The advanced IP services MSOs plan to deliver – whether it is IP telephony, tiered data, home networking, or subscription media – cannot scale without tools to efficiently install, provision, and manage network devices, as well as activate and support subscriber services. In short, operations support systems (OSS) software is the oil that keeps the broadband IP infrastructure and services engine running smoothly.

Installation and Account Creation

High-speed Internet access is now the dominant cable IP service offering. During the past five years, MSOs have made significant progress in improving cable modem installations and subscriber service activation. When done manually, the cable modem activation process requires a telephone call from the prospective customer to a cable company service center. However, MSOs are increasingly automating this progress through the use of Web-based tools that allow user self-registration. Additionally, many cable operators offer consumers self-installation options, so they can purchase and connect cable modems themselves.

IP Service Provisioning

During the service provisioning process, services are linked to the subscriber's account, and then instantiated in the network through device provisioning processes. Service provisioning can either be done manually by a MSO CSR or directly by the consumer through a Website. The latter is obviously preferable as it provides a customer self-service option, reducing costs and time to service activation.

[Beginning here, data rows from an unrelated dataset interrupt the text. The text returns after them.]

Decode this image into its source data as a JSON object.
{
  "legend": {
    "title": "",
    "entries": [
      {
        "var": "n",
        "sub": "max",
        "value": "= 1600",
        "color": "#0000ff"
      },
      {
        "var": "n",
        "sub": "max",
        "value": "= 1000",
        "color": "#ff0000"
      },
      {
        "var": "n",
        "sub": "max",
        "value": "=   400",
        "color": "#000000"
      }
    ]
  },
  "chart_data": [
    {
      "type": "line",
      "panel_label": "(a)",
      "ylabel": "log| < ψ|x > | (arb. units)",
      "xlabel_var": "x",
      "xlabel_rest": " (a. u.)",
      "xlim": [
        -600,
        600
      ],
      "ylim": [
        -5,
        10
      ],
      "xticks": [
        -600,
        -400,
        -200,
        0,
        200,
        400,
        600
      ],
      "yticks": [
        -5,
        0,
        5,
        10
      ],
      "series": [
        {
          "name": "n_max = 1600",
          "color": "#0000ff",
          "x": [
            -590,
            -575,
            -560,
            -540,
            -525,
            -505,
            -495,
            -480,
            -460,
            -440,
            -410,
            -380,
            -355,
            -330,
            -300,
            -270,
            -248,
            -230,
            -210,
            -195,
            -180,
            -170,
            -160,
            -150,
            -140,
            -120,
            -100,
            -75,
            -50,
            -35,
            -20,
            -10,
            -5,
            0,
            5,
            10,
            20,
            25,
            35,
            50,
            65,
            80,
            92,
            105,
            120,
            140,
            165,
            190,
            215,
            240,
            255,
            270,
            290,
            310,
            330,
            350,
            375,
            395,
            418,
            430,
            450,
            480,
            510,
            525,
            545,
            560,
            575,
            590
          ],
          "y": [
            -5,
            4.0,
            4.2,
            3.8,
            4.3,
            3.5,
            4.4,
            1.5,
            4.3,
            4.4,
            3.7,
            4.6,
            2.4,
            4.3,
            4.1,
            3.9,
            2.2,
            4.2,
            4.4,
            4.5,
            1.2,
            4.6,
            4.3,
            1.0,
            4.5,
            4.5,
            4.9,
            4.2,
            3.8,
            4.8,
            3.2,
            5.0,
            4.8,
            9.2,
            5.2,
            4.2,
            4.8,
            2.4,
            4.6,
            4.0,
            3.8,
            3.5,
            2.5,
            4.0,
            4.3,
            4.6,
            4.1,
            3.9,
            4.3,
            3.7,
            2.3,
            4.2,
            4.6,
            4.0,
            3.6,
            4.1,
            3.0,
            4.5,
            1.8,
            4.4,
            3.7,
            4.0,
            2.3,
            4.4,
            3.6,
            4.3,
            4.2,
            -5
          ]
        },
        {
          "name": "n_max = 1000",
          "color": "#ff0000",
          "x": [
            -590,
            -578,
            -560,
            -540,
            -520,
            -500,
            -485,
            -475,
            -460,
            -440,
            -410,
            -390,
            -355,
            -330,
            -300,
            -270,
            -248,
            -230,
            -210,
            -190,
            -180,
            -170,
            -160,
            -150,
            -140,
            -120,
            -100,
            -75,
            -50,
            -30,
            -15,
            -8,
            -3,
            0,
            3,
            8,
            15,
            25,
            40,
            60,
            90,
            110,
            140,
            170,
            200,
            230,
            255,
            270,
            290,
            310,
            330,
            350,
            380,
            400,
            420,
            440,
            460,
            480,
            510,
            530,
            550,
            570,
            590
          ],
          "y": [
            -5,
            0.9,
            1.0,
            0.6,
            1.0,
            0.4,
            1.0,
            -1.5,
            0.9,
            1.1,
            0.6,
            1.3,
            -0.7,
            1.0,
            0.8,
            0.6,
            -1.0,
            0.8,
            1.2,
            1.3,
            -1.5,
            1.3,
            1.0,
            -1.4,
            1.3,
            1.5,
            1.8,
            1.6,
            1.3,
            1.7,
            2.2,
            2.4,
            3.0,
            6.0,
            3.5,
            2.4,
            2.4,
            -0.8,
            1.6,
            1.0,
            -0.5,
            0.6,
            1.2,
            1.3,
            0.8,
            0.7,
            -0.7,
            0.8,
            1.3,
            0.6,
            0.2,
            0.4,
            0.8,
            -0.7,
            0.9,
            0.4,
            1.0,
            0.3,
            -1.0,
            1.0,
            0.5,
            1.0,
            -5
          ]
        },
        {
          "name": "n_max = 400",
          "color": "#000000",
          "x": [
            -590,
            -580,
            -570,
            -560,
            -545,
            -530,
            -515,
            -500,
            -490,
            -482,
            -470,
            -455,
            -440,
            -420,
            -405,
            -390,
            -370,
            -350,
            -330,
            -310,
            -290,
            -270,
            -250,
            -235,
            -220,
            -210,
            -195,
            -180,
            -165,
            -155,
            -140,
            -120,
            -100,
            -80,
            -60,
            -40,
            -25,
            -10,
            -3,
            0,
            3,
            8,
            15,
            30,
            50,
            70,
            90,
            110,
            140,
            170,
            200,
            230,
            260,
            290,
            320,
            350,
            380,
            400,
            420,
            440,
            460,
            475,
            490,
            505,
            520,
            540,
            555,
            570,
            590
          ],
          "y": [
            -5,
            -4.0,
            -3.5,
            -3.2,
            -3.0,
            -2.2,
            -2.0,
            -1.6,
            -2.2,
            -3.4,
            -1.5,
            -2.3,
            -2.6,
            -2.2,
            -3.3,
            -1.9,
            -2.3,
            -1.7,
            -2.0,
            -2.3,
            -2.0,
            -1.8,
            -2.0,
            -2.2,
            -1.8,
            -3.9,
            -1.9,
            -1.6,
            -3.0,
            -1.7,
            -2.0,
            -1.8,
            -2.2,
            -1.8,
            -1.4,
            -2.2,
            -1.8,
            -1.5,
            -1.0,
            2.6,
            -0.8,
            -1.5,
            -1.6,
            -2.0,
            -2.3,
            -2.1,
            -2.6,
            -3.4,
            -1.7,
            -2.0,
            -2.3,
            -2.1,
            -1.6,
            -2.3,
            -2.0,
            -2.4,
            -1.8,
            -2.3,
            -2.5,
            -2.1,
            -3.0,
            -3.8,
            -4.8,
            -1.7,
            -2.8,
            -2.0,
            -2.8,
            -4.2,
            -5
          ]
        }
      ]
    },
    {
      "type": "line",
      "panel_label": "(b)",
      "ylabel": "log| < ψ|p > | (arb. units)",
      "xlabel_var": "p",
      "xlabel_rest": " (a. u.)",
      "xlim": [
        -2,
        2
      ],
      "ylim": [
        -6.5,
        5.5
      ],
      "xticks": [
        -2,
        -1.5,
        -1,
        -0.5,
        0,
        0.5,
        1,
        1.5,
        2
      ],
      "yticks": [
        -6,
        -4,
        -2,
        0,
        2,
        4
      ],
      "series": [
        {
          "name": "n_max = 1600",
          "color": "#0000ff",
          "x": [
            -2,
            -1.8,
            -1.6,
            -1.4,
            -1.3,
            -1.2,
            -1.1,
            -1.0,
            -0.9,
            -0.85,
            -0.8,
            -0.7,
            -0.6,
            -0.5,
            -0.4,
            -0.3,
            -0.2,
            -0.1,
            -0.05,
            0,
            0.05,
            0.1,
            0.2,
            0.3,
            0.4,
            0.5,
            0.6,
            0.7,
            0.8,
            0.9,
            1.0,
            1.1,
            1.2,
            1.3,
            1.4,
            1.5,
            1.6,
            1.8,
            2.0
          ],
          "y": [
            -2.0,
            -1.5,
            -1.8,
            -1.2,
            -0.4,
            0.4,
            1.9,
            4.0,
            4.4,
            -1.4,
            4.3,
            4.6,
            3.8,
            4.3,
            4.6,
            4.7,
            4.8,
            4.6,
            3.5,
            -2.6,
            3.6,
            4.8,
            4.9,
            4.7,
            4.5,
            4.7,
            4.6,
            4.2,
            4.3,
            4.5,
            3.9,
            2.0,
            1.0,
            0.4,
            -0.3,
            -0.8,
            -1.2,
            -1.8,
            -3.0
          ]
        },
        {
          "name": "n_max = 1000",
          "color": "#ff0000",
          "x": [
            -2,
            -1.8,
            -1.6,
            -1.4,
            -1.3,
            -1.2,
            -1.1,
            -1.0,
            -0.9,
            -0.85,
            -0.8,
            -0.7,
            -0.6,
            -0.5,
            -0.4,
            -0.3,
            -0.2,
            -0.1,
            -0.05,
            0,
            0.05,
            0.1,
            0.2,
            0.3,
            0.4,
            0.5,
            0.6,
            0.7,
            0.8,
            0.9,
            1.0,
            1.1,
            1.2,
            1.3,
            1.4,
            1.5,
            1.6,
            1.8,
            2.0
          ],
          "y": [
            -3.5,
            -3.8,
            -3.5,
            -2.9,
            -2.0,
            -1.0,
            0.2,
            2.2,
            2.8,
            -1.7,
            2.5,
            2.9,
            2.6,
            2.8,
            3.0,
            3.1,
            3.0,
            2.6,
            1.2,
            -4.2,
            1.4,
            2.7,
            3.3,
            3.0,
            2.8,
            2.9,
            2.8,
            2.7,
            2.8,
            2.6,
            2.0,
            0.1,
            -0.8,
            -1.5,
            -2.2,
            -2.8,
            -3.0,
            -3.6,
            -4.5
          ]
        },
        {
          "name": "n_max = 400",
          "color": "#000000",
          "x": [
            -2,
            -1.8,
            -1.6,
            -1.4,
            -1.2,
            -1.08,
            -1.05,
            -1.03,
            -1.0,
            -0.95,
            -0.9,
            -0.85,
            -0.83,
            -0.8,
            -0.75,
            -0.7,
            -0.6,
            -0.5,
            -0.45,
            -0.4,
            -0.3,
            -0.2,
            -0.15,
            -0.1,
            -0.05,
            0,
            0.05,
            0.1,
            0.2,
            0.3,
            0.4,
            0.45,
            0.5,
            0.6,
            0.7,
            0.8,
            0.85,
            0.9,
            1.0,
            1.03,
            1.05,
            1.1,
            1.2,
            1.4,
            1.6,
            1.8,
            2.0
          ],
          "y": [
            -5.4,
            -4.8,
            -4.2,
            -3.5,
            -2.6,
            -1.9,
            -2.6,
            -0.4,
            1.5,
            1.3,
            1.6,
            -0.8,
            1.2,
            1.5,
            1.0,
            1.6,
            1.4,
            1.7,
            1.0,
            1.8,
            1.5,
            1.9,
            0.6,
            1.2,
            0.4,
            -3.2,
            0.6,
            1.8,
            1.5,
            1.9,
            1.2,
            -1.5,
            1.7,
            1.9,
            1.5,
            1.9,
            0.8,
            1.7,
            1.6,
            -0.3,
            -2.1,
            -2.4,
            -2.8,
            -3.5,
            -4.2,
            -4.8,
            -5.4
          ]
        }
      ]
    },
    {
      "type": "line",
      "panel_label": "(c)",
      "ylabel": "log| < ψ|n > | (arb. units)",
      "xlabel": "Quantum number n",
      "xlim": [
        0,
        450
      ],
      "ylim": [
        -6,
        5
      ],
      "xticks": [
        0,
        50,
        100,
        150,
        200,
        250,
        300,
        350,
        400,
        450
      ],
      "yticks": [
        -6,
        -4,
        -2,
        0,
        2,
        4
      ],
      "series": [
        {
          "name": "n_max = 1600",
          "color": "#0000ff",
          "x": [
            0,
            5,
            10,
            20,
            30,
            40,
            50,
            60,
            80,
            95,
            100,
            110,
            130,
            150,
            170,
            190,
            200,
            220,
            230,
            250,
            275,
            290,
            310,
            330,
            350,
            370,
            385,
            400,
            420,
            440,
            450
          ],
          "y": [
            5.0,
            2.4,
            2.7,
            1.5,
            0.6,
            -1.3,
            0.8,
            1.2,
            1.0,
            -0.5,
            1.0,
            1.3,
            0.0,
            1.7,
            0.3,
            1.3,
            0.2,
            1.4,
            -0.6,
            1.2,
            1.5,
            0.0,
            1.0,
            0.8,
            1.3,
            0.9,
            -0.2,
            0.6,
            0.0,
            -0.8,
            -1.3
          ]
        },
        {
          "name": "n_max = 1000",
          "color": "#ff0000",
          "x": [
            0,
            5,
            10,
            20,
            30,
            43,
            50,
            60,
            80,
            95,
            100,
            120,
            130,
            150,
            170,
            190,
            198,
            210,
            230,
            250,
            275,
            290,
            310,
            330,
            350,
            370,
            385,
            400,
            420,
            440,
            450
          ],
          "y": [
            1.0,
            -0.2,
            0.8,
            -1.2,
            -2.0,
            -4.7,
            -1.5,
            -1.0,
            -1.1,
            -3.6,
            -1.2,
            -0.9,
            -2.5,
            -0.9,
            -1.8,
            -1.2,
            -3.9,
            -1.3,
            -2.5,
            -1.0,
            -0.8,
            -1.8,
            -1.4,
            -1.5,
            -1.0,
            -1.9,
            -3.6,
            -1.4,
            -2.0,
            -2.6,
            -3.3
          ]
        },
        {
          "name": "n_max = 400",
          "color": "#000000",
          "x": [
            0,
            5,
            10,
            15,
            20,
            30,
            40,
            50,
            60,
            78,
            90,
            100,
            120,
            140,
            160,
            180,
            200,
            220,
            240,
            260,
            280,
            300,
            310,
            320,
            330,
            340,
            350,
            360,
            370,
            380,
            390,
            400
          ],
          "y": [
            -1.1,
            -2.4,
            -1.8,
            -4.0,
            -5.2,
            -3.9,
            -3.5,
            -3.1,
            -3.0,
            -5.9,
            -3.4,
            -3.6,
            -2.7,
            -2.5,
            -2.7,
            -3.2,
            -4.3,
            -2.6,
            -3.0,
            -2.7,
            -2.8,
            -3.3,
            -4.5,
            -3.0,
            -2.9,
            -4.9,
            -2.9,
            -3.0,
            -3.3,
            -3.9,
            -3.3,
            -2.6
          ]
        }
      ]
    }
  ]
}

For high-speed data access, service options that must be provisioned include the customer's Internet service provider (ISP), service class (defined by access speed or other attributes), email addresses, and personal Web space. A home networking offering adds enhanced data features, such as a managed firewall or virus protection and end-device authentication for a wireless network. Content service provisioning may include enabling access to targeted video, audio, or gaming services. Telephone service provisioning is significantly more complex. In addition to provisioning the underlying data service, telephone lines and numbers must be assigned, along with enhanced services, such as voice mail, caller ID, call forwarding, and more.

To simplify operations, advanced service provisioning solutions allow the creation of workflows and business rules that can be integrated into standard service bundles for data, home networking, content, and voice applications.

IP Device Provisioning

Once services have been selected and assigned to the customer, devices on the network must be provisioned to deliver these services, typically via simple network management protocol (SNMP). For all cable IP services this includes configuring DNS, Dynamic Host Configuration Protocol (DHCP), Trivial File Transfer Protocol (TFTP), SYSLOG, and Time of Day (ToD) servers.

High-speed data services also require that Docsis cable modems (CMs), cable modem termination systems (CMTSs), routers, email servers, and Web servers be provisioned. If any Docsis 1.1-based services are involved, this means specifying service identifiers (SIDs), security, and service flow parameters, both at the CMTS and CM.

Home networking requires residential gateway configuration, while content services may affect the CMTS, routers, CM, and residential gateway. Telephony is an order of magnitude more complicated: All of the PacketCable VOIP elements must be provisioned as well as the core Docsis and IP devices.